For years I resisted getting a cellphone. Regular telephones are sufficiently annoying, generally ringing when you’re busy doing something else. Why carry that aggravation around with you?
But one of our daughters in Oregon cut her landline, and found it cheaper to just add us to her company’s family plan. So far, so good. We can talk to her and she can talk to us.
But sometimes I push the wrong buttons and find myself taking pictures. Look, if I want pictures, I’ll use a camera.
And I get complaints that my “voice mail box” is full, so people can’t leave messages. According to the manual, I need a password to access my voice mail. But nowhere can I find how to set the password. My daughter suggested I go to the local outlet for this cell company for instruction. That’s just how I want to spend a couple of hours that might otherwise be devoted to productive work. Or unproductive but pleasant dog-walking or reading. Isn’t this supposed to be a tool that improves my productivity, rather than yet another set of skills to develop that will be obsolete when a new model comes along?

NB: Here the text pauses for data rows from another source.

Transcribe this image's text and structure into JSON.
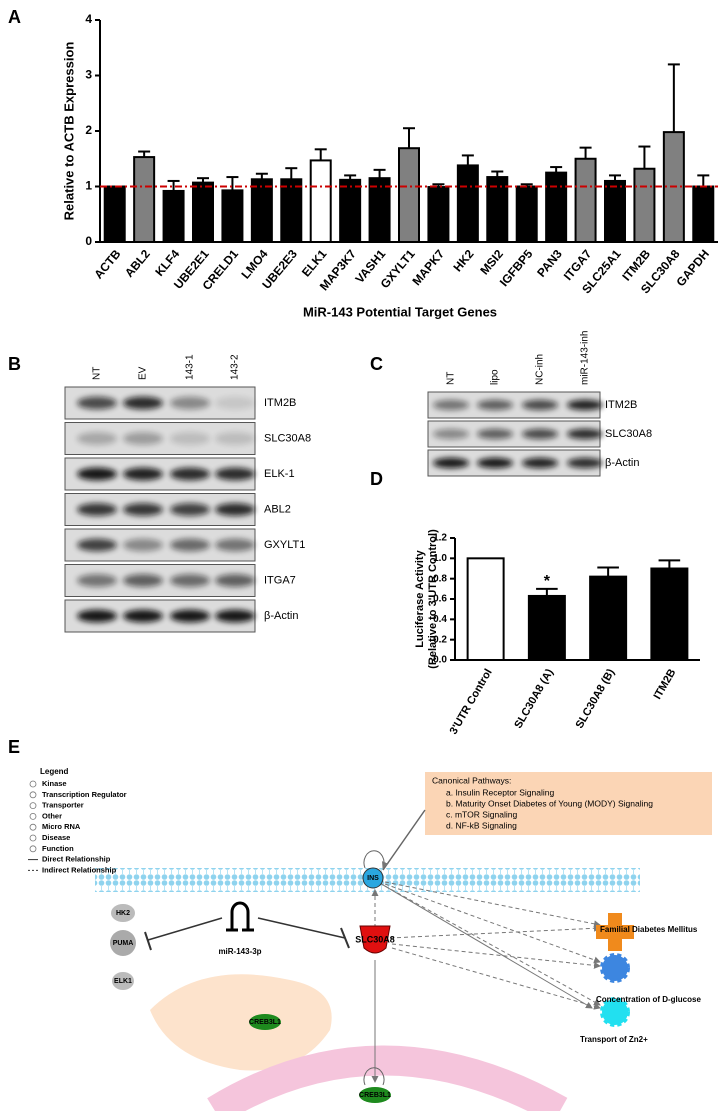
{
  "chart_data": [
    {
      "label": "A",
      "type": "bar",
      "ylabel": "Relative to ACTB Expression",
      "xlabel": "MiR-143 Potential Target Genes",
      "categories": [
        "ACTB",
        "ABL2",
        "KLF4",
        "UBE2E1",
        "CRELD1",
        "LMO4",
        "UBE2E3",
        "ELK1",
        "MAP3K7",
        "VASH1",
        "GXYLT1",
        "MAPK7",
        "HK2",
        "MSI2",
        "IGFBP5",
        "PAN3",
        "ITGA7",
        "SLC25A1",
        "ITM2B",
        "SLC30A8",
        "GAPDH"
      ],
      "values": [
        1.0,
        1.53,
        0.92,
        1.07,
        0.93,
        1.13,
        1.13,
        1.47,
        1.12,
        1.15,
        1.69,
        0.99,
        1.38,
        1.17,
        1.0,
        1.25,
        1.5,
        1.1,
        1.32,
        1.98,
        1.0
      ],
      "errors": [
        0,
        0.1,
        0.18,
        0.08,
        0.24,
        0.1,
        0.2,
        0.2,
        0.08,
        0.15,
        0.36,
        0.05,
        0.18,
        0.1,
        0.04,
        0.1,
        0.2,
        0.1,
        0.4,
        1.22,
        0.2
      ],
      "colors": [
        "#000000",
        "#808080",
        "#000000",
        "#000000",
        "#000000",
        "#000000",
        "#000000",
        "#ffffff",
        "#000000",
        "#000000",
        "#808080",
        "#000000",
        "#000000",
        "#000000",
        "#000000",
        "#000000",
        "#808080",
        "#000000",
        "#808080",
        "#808080",
        "#000000"
      ],
      "reference_line": 1,
      "reference_color": "#cc0000",
      "ylim": [
        0,
        4
      ],
      "yticks": [
        0,
        1,
        2,
        3,
        4
      ]
    },
    {
      "label": "D",
      "type": "bar",
      "ylabel": [
        "Luciferase Activity",
        "(Relative to 3'UTR Control)"
      ],
      "categories": [
        "3'UTR Control",
        "SLC30A8 (A)",
        "SLC30A8 (B)",
        "ITM2B"
      ],
      "values": [
        1.0,
        0.63,
        0.82,
        0.9
      ],
      "errors": [
        0,
        0.07,
        0.09,
        0.08
      ],
      "colors": [
        "#ffffff",
        "#000000",
        "#000000",
        "#000000"
      ],
      "markers": [
        null,
        "*",
        null,
        null
      ],
      "ylim": [
        0,
        1.2
      ],
      "yticks": [
        {
          "value": 0,
          "label": "0.0"
        },
        0.2,
        0.4,
        0.6,
        0.8,
        {
          "value": 1,
          "label": "1.0"
        },
        1.2
      ]
    }
  ],
  "blots": [
    {
      "label": "B",
      "lanes": [
        "NT",
        "EV",
        "143-1",
        "143-2"
      ],
      "rows": [
        "ITM2B",
        "SLC30A8",
        "ELK-1",
        "ABL2",
        "GXYLT1",
        "ITGA7",
        "β-Actin"
      ]
    },
    {
      "label": "C",
      "lanes": [
        "NT",
        "lipo",
        "NC-inh",
        "miR-143-inh"
      ],
      "rows": [
        "ITM2B",
        "SLC30A8",
        "β-Actin"
      ]
    }
  ],
  "pathway": {
    "label": "E",
    "legend": {
      "title": "Legend",
      "items": [
        "Kinase",
        "Transcription Regulator",
        "Transporter",
        "Other",
        "Micro RNA",
        "Disease",
        "Function",
        "Direct Relationship",
        "Indirect Relationship"
      ]
    },
    "canonical": {
      "title": "Canonical Pathways:",
      "items": [
        "a. Insulin Receptor Signaling",
        "b. Maturity Onset Diabetes of Young (MODY) Signaling",
        "c. mTOR Signaling",
        "d. NF-kB Signaling"
      ]
    },
    "nodes": [
      "INS",
      "SLC30A8",
      "miR-143-3p",
      "HK2",
      "PUMA",
      "ELK1",
      "CREB3L1",
      "CREB3L1",
      "Familial Diabetes Mellitus",
      "Concentration of D-glucose",
      "Transport of Zn2+"
    ]
  }
}
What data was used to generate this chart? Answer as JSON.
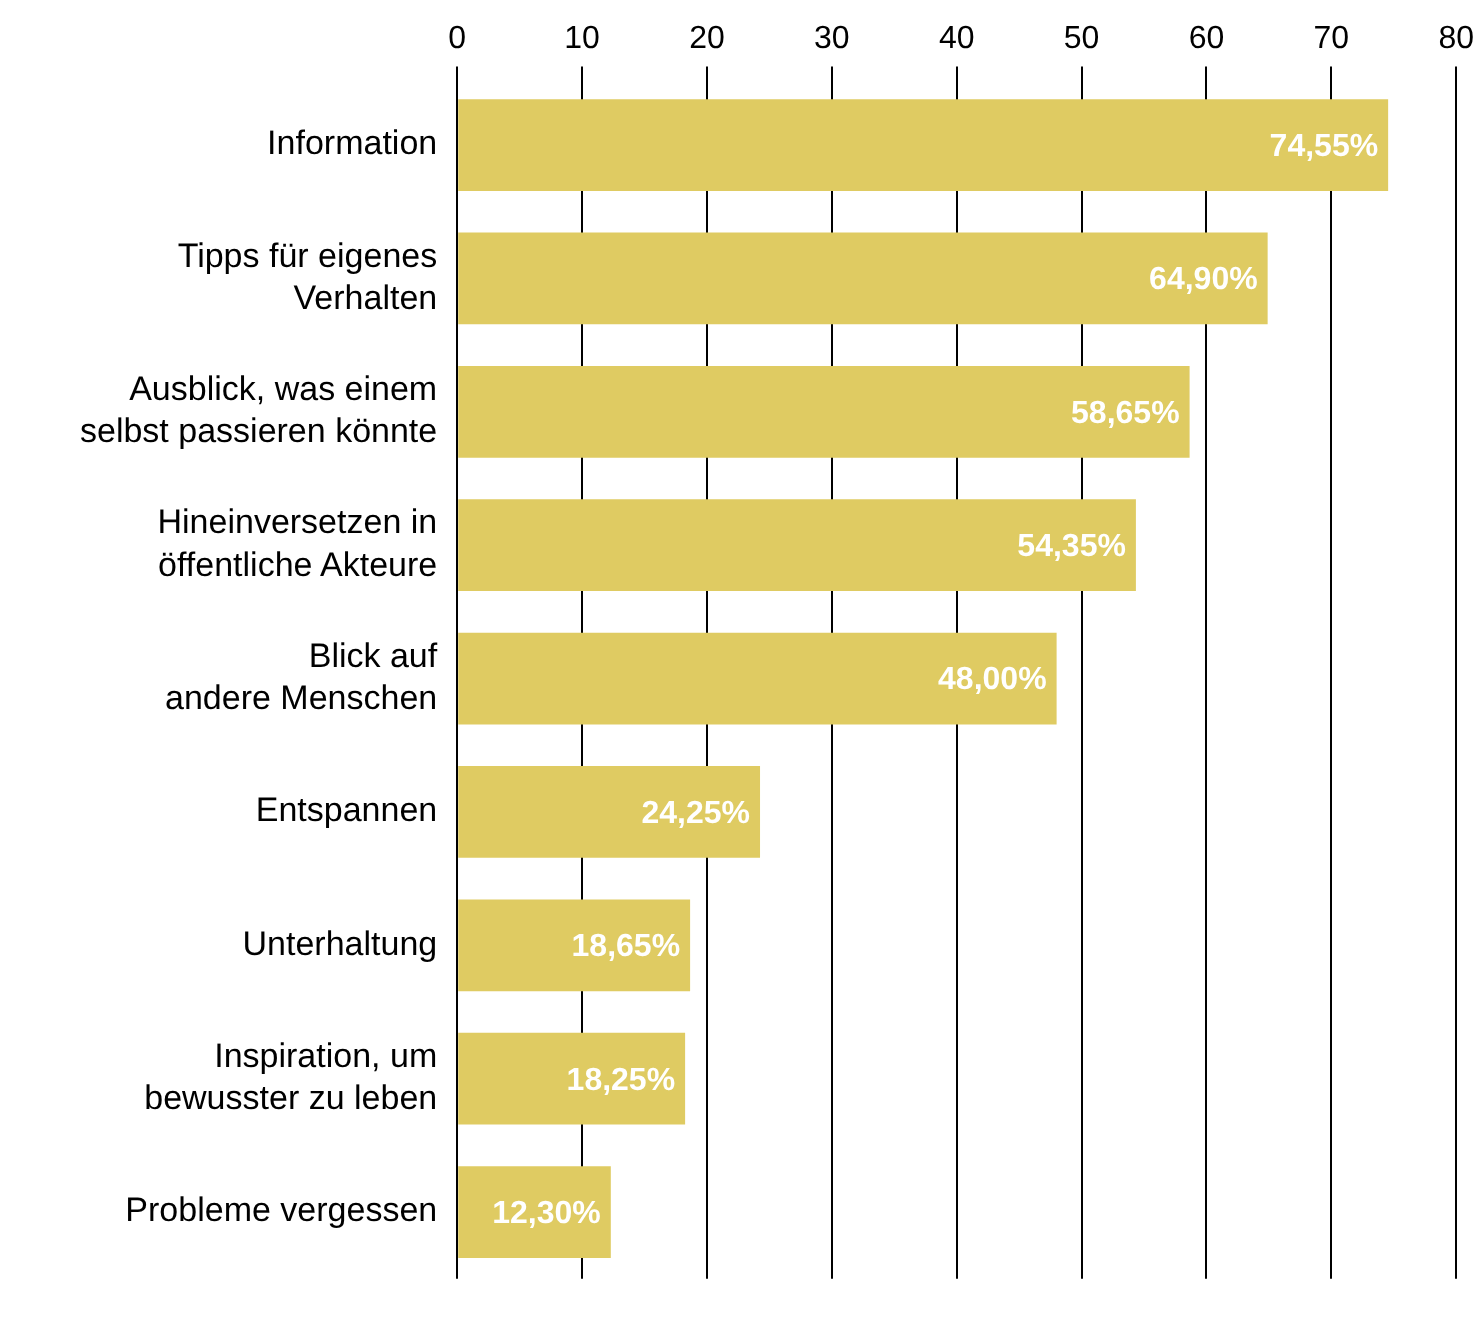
{
  "chart_data": {
    "type": "bar",
    "orientation": "horizontal",
    "categories": [
      "Information",
      "Tipps für eigenes\nVerhalten",
      "Ausblick, was einem\nselbst passieren könnte",
      "Hineinversetzen in\nöffentliche Akteure",
      "Blick auf\nandere Menschen",
      "Entspannen",
      "Unterhaltung",
      "Inspiration, um\nbewusster zu leben",
      "Probleme vergessen"
    ],
    "values": [
      74.55,
      64.9,
      58.65,
      54.35,
      48.0,
      24.25,
      18.65,
      18.25,
      12.3
    ],
    "value_labels": [
      "74,55%",
      "64,90%",
      "58,65%",
      "54,35%",
      "48,00%",
      "24,25%",
      "18,65%",
      "18,25%",
      "12,30%"
    ],
    "color": "#dfcb62",
    "xlim": [
      0,
      80
    ],
    "xticks": [
      0,
      10,
      20,
      30,
      40,
      50,
      60,
      70,
      80
    ],
    "grid": "x",
    "legend": false
  }
}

We just got back from a week in Oregon, visiting our daughters and new grandson (who is, of course, the most charming and cute baby there ever was). The last time we flew was about two years ago. This time around, there was something new — self-check-in with touch screens.
I wanted to shout something like, “Hey, I paid for a ticket. If I wanted to do all this stuff myself, I’d take flying lessons.” But given all the security at airports these days, I kept it to myself and we managed without unduly delaying the unfortunate folks behind us.

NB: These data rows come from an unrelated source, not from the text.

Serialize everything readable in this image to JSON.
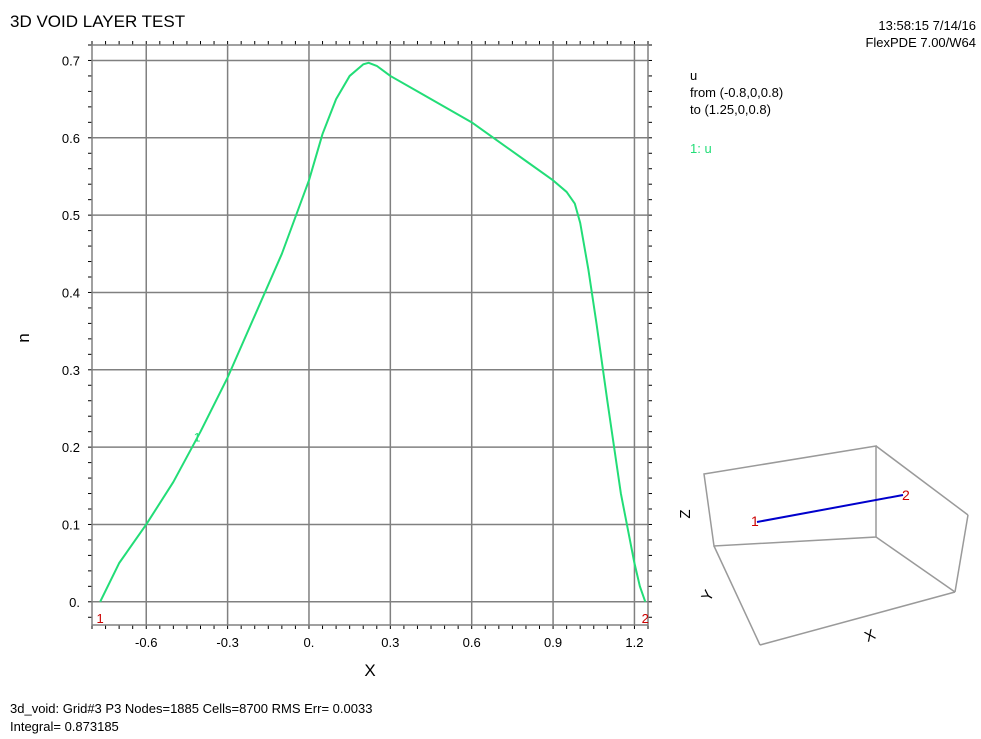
{
  "header": {
    "title": "3D VOID LAYER TEST",
    "timestamp": "13:58:15 7/14/16",
    "software": "FlexPDE 7.00/W64"
  },
  "legend": {
    "variable": "u",
    "from": "from (-0.8,0,0.8)",
    "to": "to (1.25,0,0.8)",
    "series_label": "1: u"
  },
  "footer": {
    "line1": "3d_void:  Grid#3  P3  Nodes=1885 Cells=8700 RMS Err= 0.0033",
    "line2": "Integral=  0.873185"
  },
  "inset": {
    "axis_z": "Z",
    "axis_y": "Y",
    "axis_x": "X",
    "start_label": "1",
    "end_label": "2",
    "line_color": "#0000cc",
    "marker_color": "#cc0000"
  },
  "colors": {
    "series": "#22dd77",
    "marker": "#cc0000",
    "grid": "#808080"
  },
  "chart_data": {
    "type": "line",
    "xlabel": "X",
    "ylabel": "u",
    "xlim": [
      -0.8,
      1.25
    ],
    "ylim": [
      -0.03,
      0.72
    ],
    "x_ticks": [
      -0.6,
      -0.3,
      0.0,
      0.3,
      0.6,
      0.9,
      1.2
    ],
    "x_tick_labels": [
      "-0.6",
      "-0.3",
      "0.",
      "0.3",
      "0.6",
      "0.9",
      "1.2"
    ],
    "y_ticks": [
      0.0,
      0.1,
      0.2,
      0.3,
      0.4,
      0.5,
      0.6,
      0.7
    ],
    "y_tick_labels": [
      "0.",
      "0.1",
      "0.2",
      "0.3",
      "0.4",
      "0.5",
      "0.6",
      "0.7"
    ],
    "grid": true,
    "series": [
      {
        "name": "u",
        "marker_label": "1",
        "marker_at_x": -0.41,
        "x": [
          -0.77,
          -0.7,
          -0.6,
          -0.5,
          -0.4,
          -0.3,
          -0.2,
          -0.1,
          0.0,
          0.05,
          0.1,
          0.15,
          0.2,
          0.22,
          0.25,
          0.3,
          0.4,
          0.5,
          0.6,
          0.7,
          0.8,
          0.9,
          0.95,
          0.98,
          1.0,
          1.03,
          1.06,
          1.1,
          1.15,
          1.2,
          1.22,
          1.24
        ],
        "values": [
          0.0,
          0.05,
          0.1,
          0.155,
          0.22,
          0.29,
          0.37,
          0.45,
          0.545,
          0.605,
          0.65,
          0.68,
          0.695,
          0.697,
          0.693,
          0.68,
          0.66,
          0.64,
          0.62,
          0.595,
          0.57,
          0.545,
          0.53,
          0.515,
          0.49,
          0.43,
          0.36,
          0.26,
          0.14,
          0.05,
          0.02,
          0.0
        ]
      }
    ],
    "endpoint_labels": [
      "1",
      "2"
    ]
  }
}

However, I have to confess that I’m getting more and more perturbed by this “do it yourself” society.
Our rental car in Oregon kept warning us about low tire inflation. I asked the gas-station attendant to check the tires. “They don’t give us tire gauges,” he said. This guy is entrusted with our safety as we sit among thousands of gallons of an explosive liquid, and he can’t be trusted with a tire-pressure gauge?
Apparently, even if an entire state prevents people from pumping their own gas, as Oregon does, you still can’t escape “do it yourself” America. Nor does there seem to be any way to avoid constantly re-learning how to perform mundane tasks like paying bills or using a telephone.
And if John McCain wants to focus on campaigning instead of trying to keep up with a tech world where what you learned last year is often useless this year, then I understand perfectly.
But he doesn’t phrase it that way, and when McCain says his wife and staff take care of such matters, he sounds ridiculously over-privileged. Most of us are forced to keep up or drop out, since we can’t afford to hire people to handle the ever-changing world where we have to do more and more ourselves. And so he ends up sounding dangerously out of touch.